Deixei meu carro velho, que chamo carinhosamente de mustang, no local de trabalho.
Peguei um ônibus em direção ao centro da cidade, que fica “logo ali”, como dizem os mineiros.
Um amigo me disse que sou mais conhecido na região por ter um carro velho e não por ser advogado. Confesso que não sabia disto.
Fui resolver algumas coisas que, a rigor, o carro não seria necessário.
No ônibus, já de volta, sentei-me ao lado de um senhor velho como eu, cabelos brancos como eu, feio como eu.
Conversador, puxou assunto e quis saber onde eu trabalhava.
– Num escritório ali à frente, alguns pontos adiante, devo descer logo.
Vendo-me de paletó e gravata, deduziu à sua maneira, mais afirmando que perguntando.
– Você é guarda da empresa, né?
Para não desapontá-lo, confirmei. Disse-lhe que sim, trabalhava há muitos anos, desde que o patrão se instalou no local.
O patrão é muito sovina, mão de vaca e ruim, não permitia nem que eu fosse de carro ao centro da cidade resolver minhas coisas.
Ficamos alguns minutos falando cobras e lagartos do meu patrão, que sou eu.
Na verdade, mereço.
Quem mandou deixar minha bela caatinga do sertão da Bahia e vir para São Paulo lutar, sofrer e chegar à velhice ainda com disposição de falar essas coisas do patrão?
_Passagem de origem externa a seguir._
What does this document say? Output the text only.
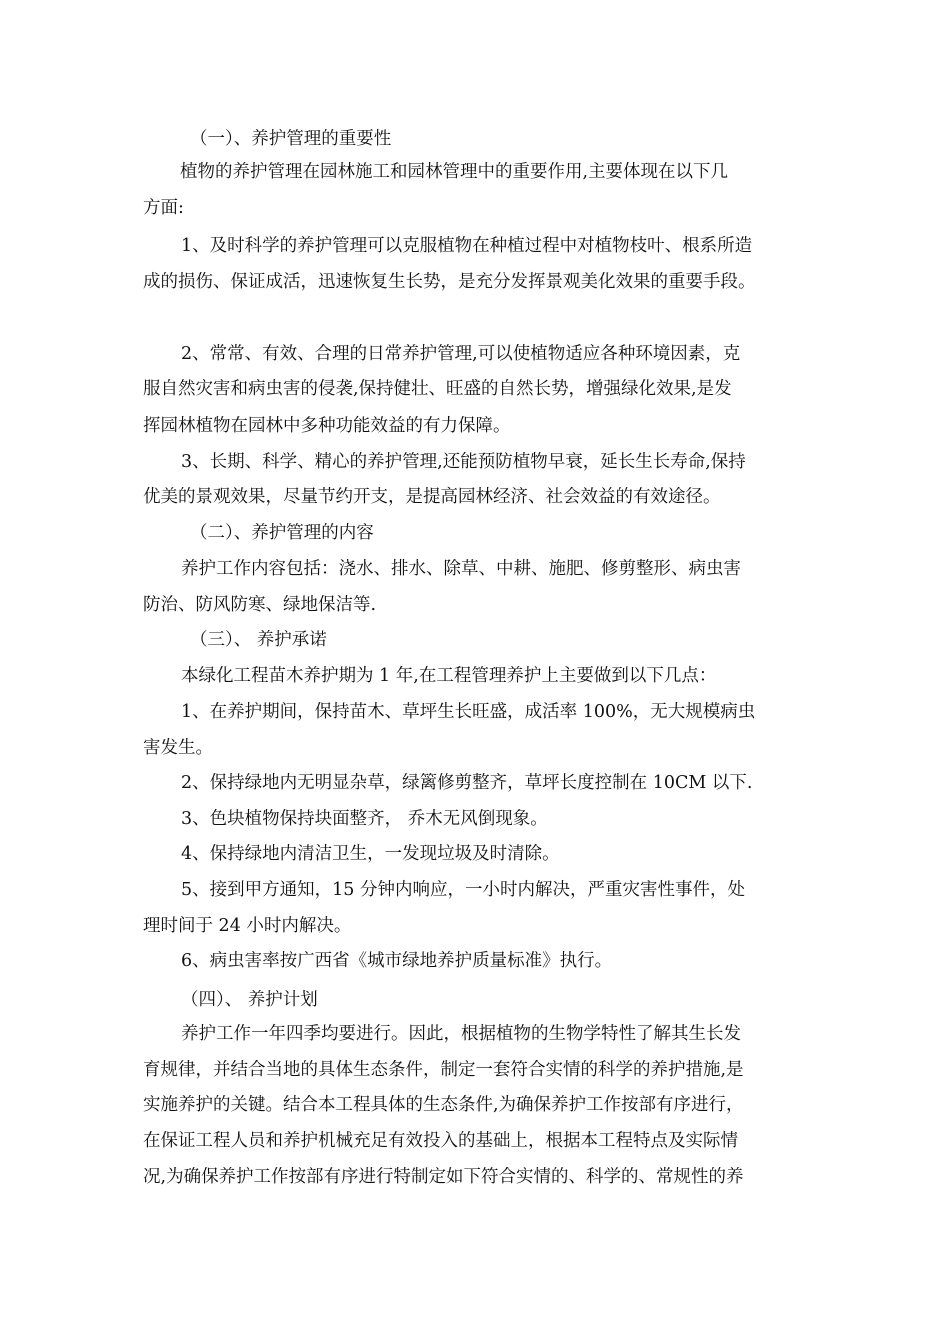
（一）、养护管理的重要性
植物的养护管理在园林施工和园林管理中的重要作用,主要体现在以下几
方面:
1、及时科学的养护管理可以克服植物在种植过程中对植物枝叶、根系所造
成的损伤、保证成活，迅速恢复生长势，是充分发挥景观美化效果的重要手段。
2、常常、有效、合理的日常养护管理,可以使植物适应各种环境因素，克
服自然灾害和病虫害的侵袭,保持健壮、旺盛的自然长势，增强绿化效果,是发
挥园林植物在园林中多种功能效益的有力保障。
3、长期、科学、精心的养护管理,还能预防植物早衰，延长生长寿命,保持
优美的景观效果，尽量节约开支，是提高园林经济、社会效益的有效途径。
（二）、养护管理的内容
养护工作内容包括：浇水、排水、除草、中耕、施肥、修剪整形、病虫害
防治、防风防寒、绿地保洁等.
（三）、 养护承诺
本绿化工程苗木养护期为 1 年,在工程管理养护上主要做到以下几点：
1、在养护期间，保持苗木、草坪生长旺盛，成活率 100%，无大规模病虫
害发生。
2、保持绿地内无明显杂草，绿篱修剪整齐，草坪长度控制在 10CM 以下.
3、色块植物保持块面整齐， 乔木无风倒现象。
4、保持绿地内清洁卫生，一发现垃圾及时清除。
5、接到甲方通知，15 分钟内响应，一小时内解决，严重灾害性事件，处
理时间于 24 小时内解决。
6、病虫害率按广西省《城市绿地养护质量标准》执行。
（四）、 养护计划
养护工作一年四季均要进行。因此，根据植物的生物学特性了解其生长发
育规律，并结合当地的具体生态条件，制定一套符合实情的科学的养护措施,是
实施养护的关键。结合本工程具体的生态条件,为确保养护工作按部有序进行，
在保证工程人员和养护机械充足有效投入的基础上，根据本工程特点及实际情
况,为确保养护工作按部有序进行特制定如下符合实情的、科学的、常规性的养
Quando desci do ônibus, deu-me uma crise de riso. As pessoas que passavam por mim certamente me achavam com cara de besta. Ou de idiota, o que dá no mesmo.
Acho que sou.
Advogado septuagenário, com mais de quarenta anos no exercício da profissão, que não ficou rico e nem famoso, tem mesmo é que ficar por aí, dando explicações a curiosos dentro de ônibus.
Como sempre me preocupo com o significado das coisas, fiquei matutando. Acho que a lógica daquele senhor é esta: o sujeito velho, de terno e andando de ônibus é guarda ou porteiro de prédio.